Iran has rejected requests by Turkey and Russia to include Saudi Arabia in the Moscow-sponsored peace talks on Syria.   

 

"They (Saudi Arabia) are seeking to topple the existing regime. No talks should be allowed with those who are eager to do it. We must give them a decisive answer," the Iranian Defense Minister Hossein Dehghan said in an interview with Russian Today television.

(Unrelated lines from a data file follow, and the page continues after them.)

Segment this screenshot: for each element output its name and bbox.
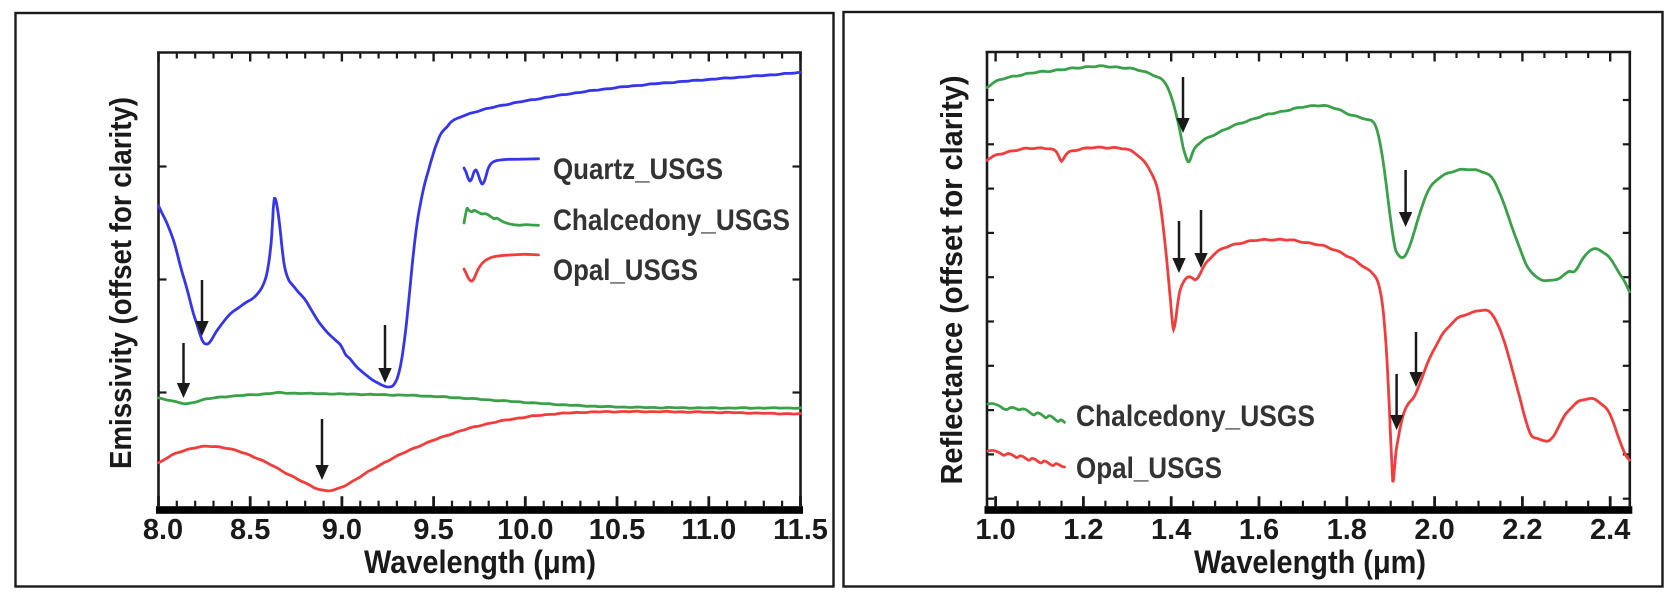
svg-text:10.5: 10.5 (589, 514, 645, 546)
svg-text:11.5: 11.5 (773, 514, 828, 546)
svg-text:11.0: 11.0 (681, 514, 736, 546)
svg-text:9.0: 9.0 (322, 514, 362, 546)
svg-text:1.8: 1.8 (1327, 514, 1367, 546)
svg-text:10.0: 10.0 (497, 514, 553, 546)
svg-text:1.4: 1.4 (1151, 514, 1191, 546)
svg-text:1.2: 1.2 (1063, 514, 1103, 546)
svg-text:Chalcedony_USGS: Chalcedony_USGS (553, 204, 790, 237)
svg-text:8.0: 8.0 (143, 514, 183, 546)
svg-text:Emissivity (offset for clarity: Emissivity (offset for clarity) (104, 97, 138, 469)
svg-text:Reflectance (offset for clarit: Reflectance (offset for clarity) (935, 76, 969, 485)
svg-text:Wavelength (μm): Wavelength (μm) (364, 544, 596, 580)
svg-text:9.5: 9.5 (413, 514, 453, 546)
svg-text:2.0: 2.0 (1414, 514, 1454, 546)
svg-text:Chalcedony_USGS: Chalcedony_USGS (1076, 400, 1315, 433)
svg-text:Opal_USGS: Opal_USGS (553, 254, 698, 287)
svg-text:Quartz_USGS: Quartz_USGS (553, 153, 723, 186)
svg-text:Wavelength (μm): Wavelength (μm) (1194, 544, 1426, 580)
svg-text:8.5: 8.5 (230, 514, 270, 546)
svg-text:Opal_USGS: Opal_USGS (1076, 452, 1222, 485)
svg-text:1.6: 1.6 (1239, 514, 1279, 546)
svg-text:2.2: 2.2 (1502, 514, 1542, 546)
svg-text:2.4: 2.4 (1590, 514, 1630, 546)
svg-text:1.0: 1.0 (975, 514, 1015, 546)
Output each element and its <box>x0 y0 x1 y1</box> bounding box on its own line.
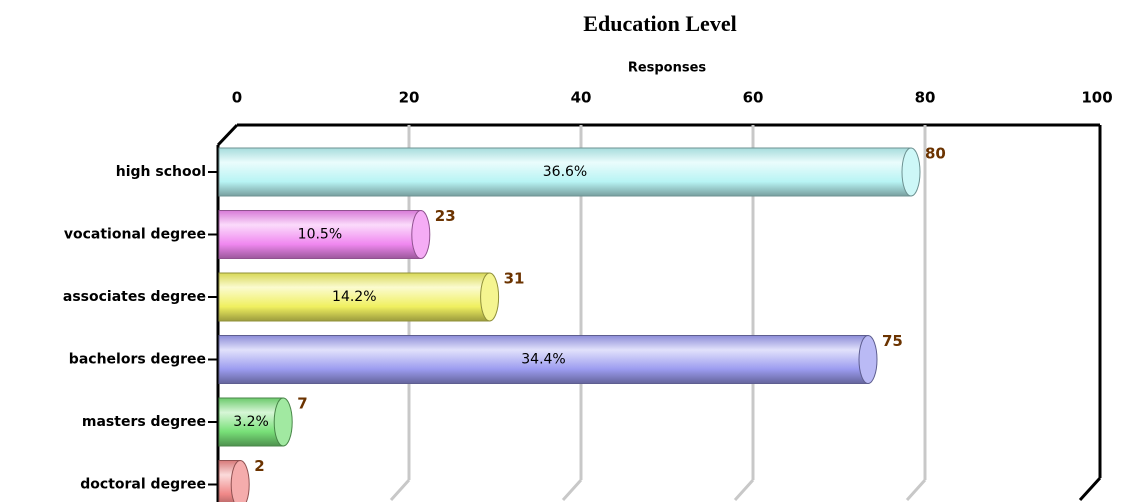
grid-line-floor <box>733 478 755 502</box>
value-label: 75 <box>882 332 903 350</box>
y-tick-label: high school <box>116 164 206 180</box>
y-tick-label: associates degree <box>63 289 206 305</box>
bar-cap <box>858 335 878 384</box>
bar <box>218 147 921 197</box>
value-label: 80 <box>925 145 946 163</box>
bar-cap <box>901 147 921 197</box>
chart-title: Education Level <box>583 11 736 36</box>
x-tick-label: 60 <box>743 89 764 107</box>
percent-label: 34.4% <box>521 352 565 368</box>
value-label: 23 <box>435 207 456 225</box>
bar <box>218 397 293 447</box>
bar <box>218 210 431 259</box>
y-tick-label: doctoral degree <box>80 477 206 493</box>
value-label: 2 <box>254 457 264 475</box>
bar-cap <box>411 210 431 259</box>
bar-cap <box>230 460 250 502</box>
x-tick-label: 20 <box>399 89 420 107</box>
y-tick-label: bachelors degree <box>69 352 206 368</box>
bar <box>218 335 878 384</box>
x-tick-label: 100 <box>1081 89 1112 107</box>
grid-line-floor <box>389 478 411 502</box>
y-tick-label: vocational degree <box>64 227 206 243</box>
value-label: 7 <box>297 395 307 413</box>
left-corner <box>216 123 239 147</box>
bar-cap <box>480 272 500 322</box>
percent-label: 3.2% <box>233 414 269 430</box>
percent-label: 14.2% <box>332 289 376 305</box>
y-tick-label: masters degree <box>82 414 206 430</box>
x-axis-title: Responses <box>628 61 707 76</box>
bar <box>218 272 500 322</box>
percent-label: 10.5% <box>298 227 342 243</box>
percent-label: 36.6% <box>543 164 587 180</box>
x-tick-label: 80 <box>915 89 936 107</box>
bar-body <box>218 147 912 197</box>
x-tick-label: 40 <box>571 89 592 107</box>
grid-line-floor <box>561 478 583 502</box>
value-label: 31 <box>504 270 525 288</box>
right-corner <box>1078 476 1102 502</box>
bar <box>218 460 250 502</box>
bar-cap <box>273 397 293 447</box>
bar-body <box>218 272 491 322</box>
grid-line-floor <box>905 478 927 502</box>
bar-body <box>218 210 422 259</box>
x-tick-label: 0 <box>232 89 242 107</box>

He also ruled out any collaboration with the United States in the fight against the Islamic State in Syria and Iraq. “Maybe the coalition forces would like to see terrorists weakened, but certainly not destroyed, because those terrorists are their tool for destabilizing this region and some other parts of the world,” he alleged.

 

Dehghan made the remark after Turkish President Recep Tayyip Erdoğan called on Saudi Arabia and Qatar to join the Ankara-Tehran-Moscow trilateral talks to find a peaceful resolution to the Syrian crisis. Earlier, Vitaly Churkin, Moscow’s envoy to the United Nations, had also encouraged Saudi Arabia to join the peace talks.

 

Echoing Dehghan’s view, some Iranian foreign affairs analysts also accused Erdoğan of “exploiting decency” of Iran by attempting to reassert Saudi Arabia’s role in Syria.

 

Foreign ministers of Russia, Iran and Turkey have agreed to hold a joint meeting on Syria in Kazakhstan next month.

 

Comment:

 

Dehghan’s remarks are the latest indication that Tehran remains the primary obstacle to a peaceful end to the Syrian conflict. After Iranian-run forces seized Aleppo, Syrian opposition’s last major urban stronghold, Iranian leaders declared “victory” in Syria. And while the world community, even now Russia, wants to find a peaceful resolution to the conflict, which has claimed the lives of over 400,000 Syrians, Iran still favors a military solution to the conflict and is intent on using Syria as a base to expand its expansionist agenda across the broader Middle East.